After an unidentified flying object crash lands near an Arctic research centre, the military and scientists recover what may very well be the body of an extraterrestrial. Soon, however, the small group is besieged by an almost unstoppable alien... and alien that needs their blood...
"The Thing From Another World" is actually based on John W. Campbell, Jr's short novel, "Who Goes There?", and took advantage of the American public's distrust of science after the horrors of the A-bomb dropped on Hiroshima. It sets the stage for future movies featuring the conflict between scientists and the military- though later films would depict the military as being the sinister party.
When it was released, it actually made more money than other classics such as, "The Day the Earth Stood Still," and "When Worlds Collide". It also came to influence young John Carpenter- who would slip several scenes from the movie into his first feature film, "Halloween". Later, he would do his own remake, titled simply, "The Thing". Carpenter would add the element of shape-shifting to the story, which was actually part of the original novella. One of the most obvious homages to the original, was the inclusion of the opening, "burning title" sequence. October 2011 will see the release of a prequel to this version, bearing the same title.

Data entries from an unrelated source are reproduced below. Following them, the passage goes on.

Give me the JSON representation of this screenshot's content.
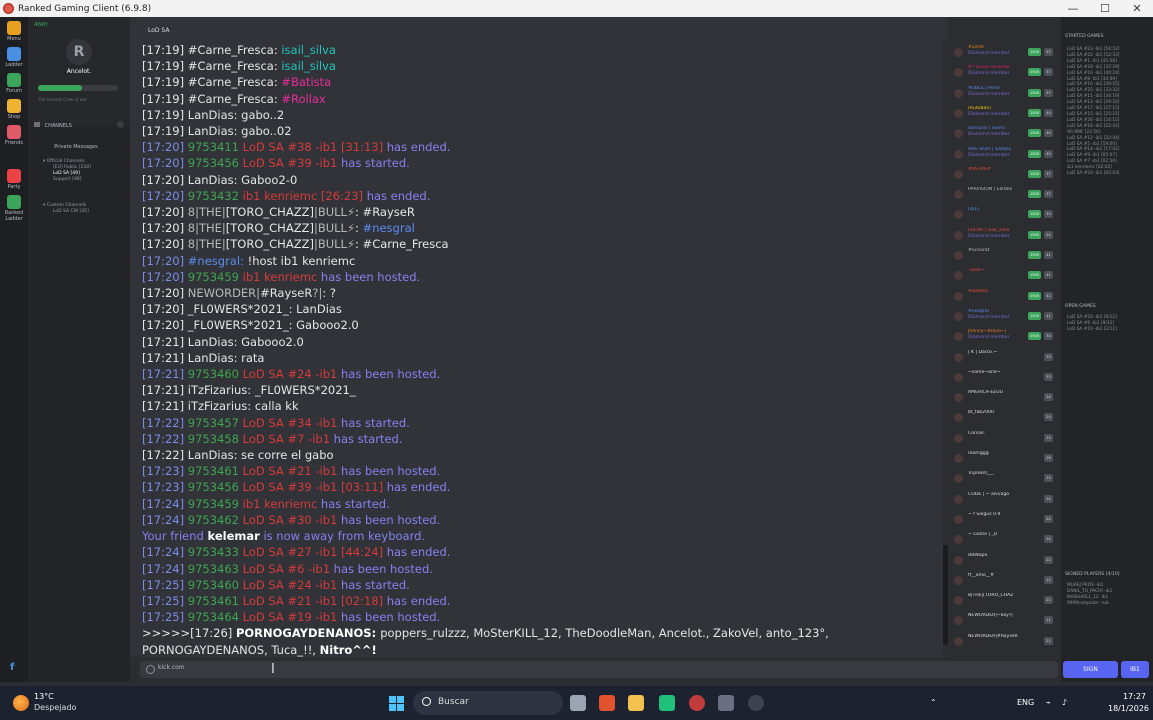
{
  "window": {
    "title": "Ranked Gaming Client (6.9.8)",
    "min": "—",
    "max": "☐",
    "close": "✕"
  },
  "rail": [
    {
      "label": "Menu",
      "color": "#e8a020"
    },
    {
      "label": "Ladder",
      "color": "#4a90e2"
    },
    {
      "label": "Forum",
      "color": "#3ba55c"
    },
    {
      "label": "Shop",
      "color": "#f0b232"
    },
    {
      "label": "Friends",
      "color": "#e05a6a"
    },
    {
      "label": "Party",
      "color": "#ed4245"
    },
    {
      "label": "Ranked Ladder",
      "color": "#3ba55c"
    }
  ],
  "profile": {
    "status": "AWAY",
    "avatar_text": "R",
    "name": "Ancelot.",
    "xp": 0.55,
    "sub": "The Ancient Crew of war",
    "channels_label": "CHANNELS",
    "private_messages": "Private Messages",
    "official": "Official Channels",
    "official_items": [
      "[EU] Public [228]",
      "LoD SA [49]",
      "Support [98]"
    ],
    "custom": "Custom Channels",
    "custom_items": [
      "LoD SA CW [45]"
    ]
  },
  "chat": {
    "tab": "LoD SA",
    "input_placeholder": "kick.com"
  },
  "messages": [
    {
      "ts": "[17:19]",
      "parts": [
        [
          "plain",
          "#Carne_Fresca: "
        ],
        [
          "cyan",
          "isail_silva"
        ]
      ]
    },
    {
      "ts": "[17:19]",
      "parts": [
        [
          "plain",
          "#Carne_Fresca: "
        ],
        [
          "cyan",
          "isail_silva"
        ]
      ]
    },
    {
      "ts": "[17:19]",
      "parts": [
        [
          "plain",
          "#Carne_Fresca: "
        ],
        [
          "pink",
          "#Batista"
        ]
      ]
    },
    {
      "ts": "[17:19]",
      "parts": [
        [
          "plain",
          "#Carne_Fresca: "
        ],
        [
          "pink",
          "#Rollax"
        ]
      ]
    },
    {
      "ts": "[17:19]",
      "parts": [
        [
          "plain",
          "LanDias: gabo..2"
        ]
      ]
    },
    {
      "ts": "[17:19]",
      "parts": [
        [
          "plain",
          "LanDias: gabo..02"
        ]
      ]
    },
    {
      "ts": "[17:20]",
      "blue": true,
      "parts": [
        [
          "gid",
          "9753411"
        ],
        [
          "gname",
          "LoD SA #38 -ib1 [31:13]"
        ],
        [
          "ev",
          "has ended."
        ]
      ]
    },
    {
      "ts": "[17:20]",
      "blue": true,
      "parts": [
        [
          "gid",
          "9753456"
        ],
        [
          "gname",
          "LoD SA #39 -ib1"
        ],
        [
          "ev",
          "has started."
        ]
      ]
    },
    {
      "ts": "[17:20]",
      "parts": [
        [
          "plain",
          "LanDias: Gaboo2-0"
        ]
      ]
    },
    {
      "ts": "[17:20]",
      "blue": true,
      "parts": [
        [
          "gid",
          "9753432"
        ],
        [
          "gname",
          "ib1 kenriemc [26:23]"
        ],
        [
          "ev",
          "has ended."
        ]
      ]
    },
    {
      "ts": "[17:20]",
      "parts": [
        [
          "clan",
          "8|THE|"
        ],
        [
          "plain",
          "[TORO_CHAZZ]"
        ],
        [
          "clan",
          "|BULL⚡"
        ],
        [
          "plain",
          ": #RayseR"
        ]
      ]
    },
    {
      "ts": "[17:20]",
      "parts": [
        [
          "clan",
          "8|THE|"
        ],
        [
          "plain",
          "[TORO_CHAZZ]"
        ],
        [
          "clan",
          "|BULL⚡"
        ],
        [
          "plain",
          ": "
        ],
        [
          "blue",
          "#nesgral"
        ]
      ]
    },
    {
      "ts": "[17:20]",
      "parts": [
        [
          "clan",
          "8|THE|"
        ],
        [
          "plain",
          "[TORO_CHAZZ]"
        ],
        [
          "clan",
          "|BULL⚡"
        ],
        [
          "plain",
          ": #Carne_Fresca"
        ]
      ]
    },
    {
      "ts": "[17:20]",
      "blue": true,
      "parts": [
        [
          "blue",
          "#nesgral: "
        ],
        [
          "plain",
          "!host ib1 kenriemc"
        ]
      ]
    },
    {
      "ts": "[17:20]",
      "blue": true,
      "parts": [
        [
          "gid",
          "9753459"
        ],
        [
          "gname",
          "ib1 kenriemc"
        ],
        [
          "ev",
          "has been hosted."
        ]
      ]
    },
    {
      "ts": "[17:20]",
      "parts": [
        [
          "clan",
          "NEWORDER|"
        ],
        [
          "plain",
          "#RayseR"
        ],
        [
          "clan",
          "?|"
        ],
        [
          "plain",
          ": ?"
        ]
      ]
    },
    {
      "ts": "[17:20]",
      "parts": [
        [
          "plain",
          "_FL0WERS*2021_: LanDias"
        ]
      ]
    },
    {
      "ts": "[17:20]",
      "parts": [
        [
          "plain",
          "_FL0WERS*2021_: Gabooo2.0"
        ]
      ]
    },
    {
      "ts": "[17:21]",
      "parts": [
        [
          "plain",
          "LanDias: Gabooo2.0"
        ]
      ]
    },
    {
      "ts": "[17:21]",
      "parts": [
        [
          "plain",
          "LanDias: rata"
        ]
      ]
    },
    {
      "ts": "[17:21]",
      "blue": true,
      "parts": [
        [
          "gid",
          "9753460"
        ],
        [
          "gname",
          "LoD SA #24 -ib1"
        ],
        [
          "ev",
          "has been hosted."
        ]
      ]
    },
    {
      "ts": "[17:21]",
      "parts": [
        [
          "plain",
          "iTzFizarius: _FL0WERS*2021_"
        ]
      ]
    },
    {
      "ts": "[17:21]",
      "parts": [
        [
          "plain",
          "iTzFizarius: calla kk"
        ]
      ]
    },
    {
      "ts": "[17:22]",
      "blue": true,
      "parts": [
        [
          "gid",
          "9753457"
        ],
        [
          "gname",
          "LoD SA #34 -ib1"
        ],
        [
          "ev",
          "has started."
        ]
      ]
    },
    {
      "ts": "[17:22]",
      "blue": true,
      "parts": [
        [
          "gid",
          "9753458"
        ],
        [
          "gname",
          "LoD SA #7 -ib1"
        ],
        [
          "ev",
          "has started."
        ]
      ]
    },
    {
      "ts": "[17:22]",
      "parts": [
        [
          "plain",
          "LanDias: se corre el gabo"
        ]
      ]
    },
    {
      "ts": "[17:23]",
      "blue": true,
      "parts": [
        [
          "gid",
          "9753461"
        ],
        [
          "gname",
          "LoD SA #21 -ib1"
        ],
        [
          "ev",
          "has been hosted."
        ]
      ]
    },
    {
      "ts": "[17:23]",
      "blue": true,
      "parts": [
        [
          "gid",
          "9753456"
        ],
        [
          "gname",
          "LoD SA #39 -ib1 [03:11]"
        ],
        [
          "ev",
          "has ended."
        ]
      ]
    },
    {
      "ts": "[17:24]",
      "blue": true,
      "parts": [
        [
          "gid",
          "9753459"
        ],
        [
          "gname",
          "ib1 kenriemc"
        ],
        [
          "ev",
          "has started."
        ]
      ]
    },
    {
      "ts": "[17:24]",
      "blue": true,
      "parts": [
        [
          "gid",
          "9753462"
        ],
        [
          "gname",
          "LoD SA #30 -ib1"
        ],
        [
          "ev",
          "has been hosted."
        ]
      ]
    },
    {
      "ts": "",
      "friend": true,
      "parts": [
        [
          "friend",
          "Your friend "
        ],
        [
          "bold",
          "kelemar"
        ],
        [
          "friend",
          " is now away from keyboard."
        ]
      ]
    },
    {
      "ts": "[17:24]",
      "blue": true,
      "parts": [
        [
          "gid",
          "9753433"
        ],
        [
          "gname",
          "LoD SA #27 -ib1 [44:24]"
        ],
        [
          "ev",
          "has ended."
        ]
      ]
    },
    {
      "ts": "[17:24]",
      "blue": true,
      "parts": [
        [
          "gid",
          "9753463"
        ],
        [
          "gname",
          "LoD SA #6 -ib1"
        ],
        [
          "ev",
          "has been hosted."
        ]
      ]
    },
    {
      "ts": "[17:25]",
      "blue": true,
      "parts": [
        [
          "gid",
          "9753460"
        ],
        [
          "gname",
          "LoD SA #24 -ib1"
        ],
        [
          "ev",
          "has started."
        ]
      ]
    },
    {
      "ts": "[17:25]",
      "blue": true,
      "parts": [
        [
          "gid",
          "9753461"
        ],
        [
          "gname",
          "LoD SA #21 -ib1 [02:18]"
        ],
        [
          "ev",
          "has ended."
        ]
      ]
    },
    {
      "ts": "[17:25]",
      "blue": true,
      "parts": [
        [
          "gid",
          "9753464"
        ],
        [
          "gname",
          "LoD SA #19 -ib1"
        ],
        [
          "ev",
          "has been hosted."
        ]
      ]
    }
  ],
  "last_message": {
    "prefix": ">>>>>[17:26] ",
    "name": "PORNOGAYDENANOS: ",
    "text": "poppers_rulzzz, MoSterKILL_12, TheDoodleMan, Ancelot., ZakoVel, anto_123°, PORNOGAYDENANOS, Tuca_!!, ",
    "tail": "Nitro^^!"
  },
  "users": [
    {
      "name": "#Zedd",
      "sub": "Diamond member",
      "color": "#e67e22",
      "box": "1500",
      "n": "57"
    },
    {
      "name": "#^Lorey~Aracely",
      "sub": "Diamond member",
      "color": "#e91e63",
      "box": "1500",
      "n": "57"
    },
    {
      "name": "#[IBGC] PerSI",
      "sub": "Diamond member",
      "color": "#5b8cf0",
      "box": "1500",
      "n": "57"
    },
    {
      "name": "(AutoBan)",
      "sub": "Diamond member",
      "color": "#f1c40f",
      "box": "1500",
      "n": "44"
    },
    {
      "name": "Samurai | rSemi",
      "sub": "Diamond member",
      "color": "#5b8cf0",
      "box": "1500",
      "n": "40"
    },
    {
      "name": "ARG Start | Sampa",
      "sub": "Diamond member",
      "color": "#5b8cf0",
      "box": "1500",
      "n": "40"
    },
    {
      "name": "#BSTAR#",
      "sub": "",
      "color": "#e74c3c",
      "box": "1500",
      "n": "37"
    },
    {
      "name": "PARVISION | Ellitalo",
      "sub": "",
      "color": "#b5bac1",
      "box": "1500",
      "n": "37"
    },
    {
      "name": "[ib1]",
      "sub": "",
      "color": "#5b8cf0",
      "box": "1500",
      "n": "33"
    },
    {
      "name": "LUCRA | isail_silva",
      "sub": "Diamond member",
      "color": "#e74c3c",
      "box": "1500",
      "n": "24"
    },
    {
      "name": "#Scoorat",
      "sub": "",
      "color": "#b5bac1",
      "box": "1500",
      "n": "41"
    },
    {
      "name": "~Jedi~",
      "sub": "",
      "color": "#e74c3c",
      "box": "1500",
      "n": "41"
    },
    {
      "name": "#Batista",
      "sub": "",
      "color": "#e74c3c",
      "box": "1500",
      "n": "41"
    },
    {
      "name": "#nesgral",
      "sub": "Diamond member",
      "color": "#5b8cf0",
      "box": "1500",
      "n": "41"
    },
    {
      "name": "Jhonny~Bravo~|",
      "sub": "Diamond member",
      "color": "#e67e22",
      "box": "1500",
      "n": "34"
    },
    {
      "name": "| K | Darco.~",
      "sub": "",
      "color": "#ddd",
      "box": "",
      "n": "33"
    },
    {
      "name": "~some~one~",
      "sub": "",
      "color": "#ddd",
      "box": "",
      "n": "33"
    },
    {
      "name": "AMERICA-EEUU",
      "sub": "",
      "color": "#ddd",
      "box": "",
      "n": "24"
    },
    {
      "name": "bf_fab2000",
      "sub": "",
      "color": "#ddd",
      "box": "",
      "n": "24"
    },
    {
      "name": "Corsair.",
      "sub": "",
      "color": "#ddd",
      "box": "",
      "n": "25"
    },
    {
      "name": "roomggg",
      "sub": "",
      "color": "#ddd",
      "box": "",
      "n": "26"
    },
    {
      "name": "TriplekilI___",
      "sub": "",
      "color": "#ddd",
      "box": "",
      "n": "25"
    },
    {
      "name": "CODE | ~ alvvago",
      "sub": "",
      "color": "#ddd",
      "box": "",
      "n": "24"
    },
    {
      "name": "~ f Salgus 0.9",
      "sub": "",
      "color": "#ddd",
      "box": "",
      "n": "24"
    },
    {
      "name": "~ Game | _D",
      "sub": "",
      "color": "#ddd",
      "box": "",
      "n": "24"
    },
    {
      "name": "iKKNope",
      "sub": "",
      "color": "#ddd",
      "box": "",
      "n": "22"
    },
    {
      "name": "ff__amo__ff",
      "sub": "",
      "color": "#ddd",
      "box": "",
      "n": "22"
    },
    {
      "name": "8|THE|[TORO_CHAZ",
      "sub": "",
      "color": "#ddd",
      "box": "",
      "n": "21"
    },
    {
      "name": "NEWORDER|~kay?|",
      "sub": "",
      "color": "#ddd",
      "box": "",
      "n": "21"
    },
    {
      "name": "NEWORDER|#RayseR",
      "sub": "",
      "color": "#ddd",
      "box": "",
      "n": "21"
    }
  ],
  "right": {
    "started_label": "STARTED GAMES",
    "started": [
      "LoD SA #23 -ib1 [54:52]",
      "LoD SA #22 -ib1 [52:33]",
      "LoD SA #1 -ib1 [45:58]",
      "LoD SA #29 -ib1 [37:29]",
      "LoD SA #16 -ib1 [40:24]",
      "LoD SA #8 -ib1 [34:09]",
      "LoD SA #10 -ib1 [39:55]",
      "LoD SA #25 -ib1 [33:32]",
      "LoD SA #11 -ib1 [34:19]",
      "LoD SA #13 -ib1 [29:50]",
      "LoD SA #17 -ib1 [27:15]",
      "LoD SA #15 -ib1 [25:21]",
      "LoD SA #26 -ib1 [24:15]",
      "LoD SA #18 -ib1 [22:41]",
      "AR RMF [22:56]",
      "LoD SA #12 -ib1 [22:44]",
      "LoD SA #5 -ib1 [19:00]",
      "LoD SA #14 -ib1 [17:02]",
      "LoD SA #9 -ib1 [05:07]",
      "LoD SA #7 -ib1 [02:50]",
      "ib1 kenriemc [02:02]",
      "LoD SA #24 -ib1 [02:03]"
    ],
    "open_label": "OPEN GAMES",
    "open": [
      "LoD SA #20 -ib1 [9/12]",
      "LoD SA #6 -ib1 [9/12]",
      "LoD SA #19 -ib1 [2/12]"
    ],
    "signed_label": "SIGNED PLAYERS [4/10]",
    "signed": [
      "MUAEJ PROS -ib1",
      "DANIL_TU_PACHI -ib1",
      "MoSterKILL_12 -ib1",
      "9999computer -rub"
    ],
    "sign_btn": "SIGN",
    "server_btn": "IB1"
  },
  "taskbar": {
    "temp": "13°C",
    "weather": "Despejado",
    "search": "Buscar",
    "lang": "ENG",
    "time": "17:27",
    "date": "18/1/2026"
  }
}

As far as I'm concerned, this movie rightfully deserves to be called a classic. The movie is about an hour and a half long- but you don't notice the time passing. The editing, camera work, dialog, and action sequences make for a smooth, quick paced, and even exciting ride.
The acting is great for the time. Each of the characters are unique, interesting, human and consistant in their personalities. The humour is witty and fun, and even subtle at times, without being ridiculous. It felt as if the characters (and actors) had known each other for a long time. Margaret Sheridan was both beautiful and confident as Nikki, and her scenes with Captain Patrick Hendry (played by Kenneth Tobey) were witty and enjoyable. Tobey did a great job as the Captain. His take action manner contrasted nicely with Robert Cornthwaite's character, Dr. Arthur Carrington. Douglas Spencer as the reporter, "Scotty" was both humorous and likeable as well. I even enjoyed the performances by the supporting cast in their roles.

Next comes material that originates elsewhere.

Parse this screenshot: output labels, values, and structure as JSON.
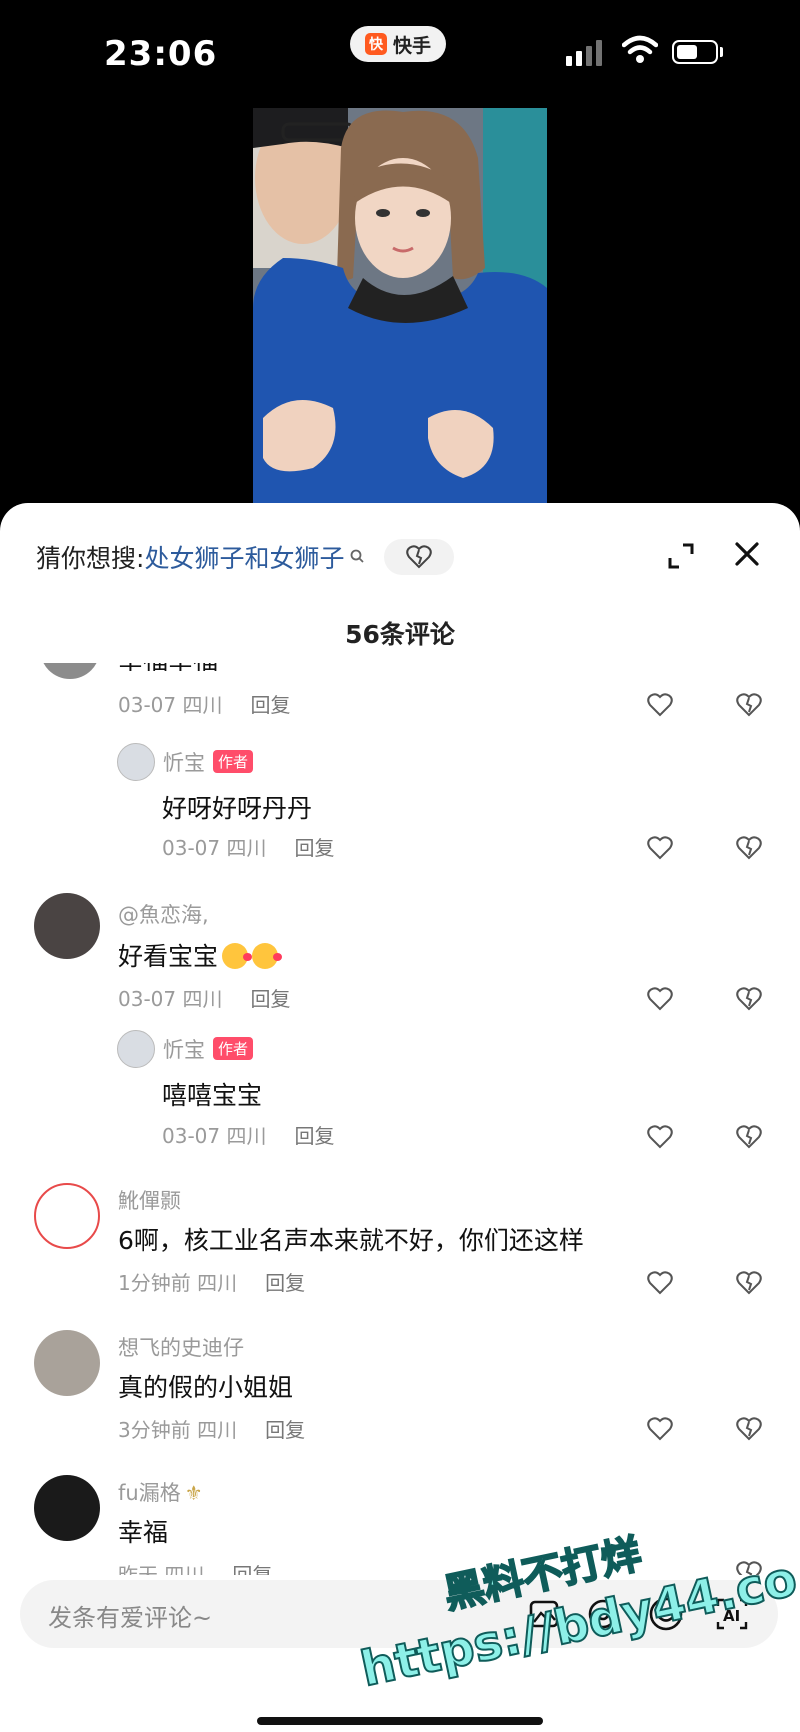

For a movie of that time, the make-up for "The Thing" was actually pretty well done, if not stupendous. James Arness, you played "The Thing" later went on to become famous with the TV series, "Gunsmoke". The prosthetics looked seamless, and plausible, though would be seen as primitive and simplistic when placed next to what is created these days. Despite that, I was pleased and impressed. The other visual effects were equally good- especially the scene of "The Thing" on fire, and the climatic confrontation scene.
The camera work showed a lot of thought and made good use of the cleverly designed sets. Using mostly tight corridors and small rooms, you got the impression of being trapped. Shadows were used to great effect in a few scenes- the most memorable being at the beginning of the burning Thing scene. Quick cuts and smooth scene transitions helped the story flow and kept the pace moving. This film is a great example of visual story telling.
Given all of these things, "The Thing From Another World" sits proudly in my collection as a classic, and at the top of "The Good".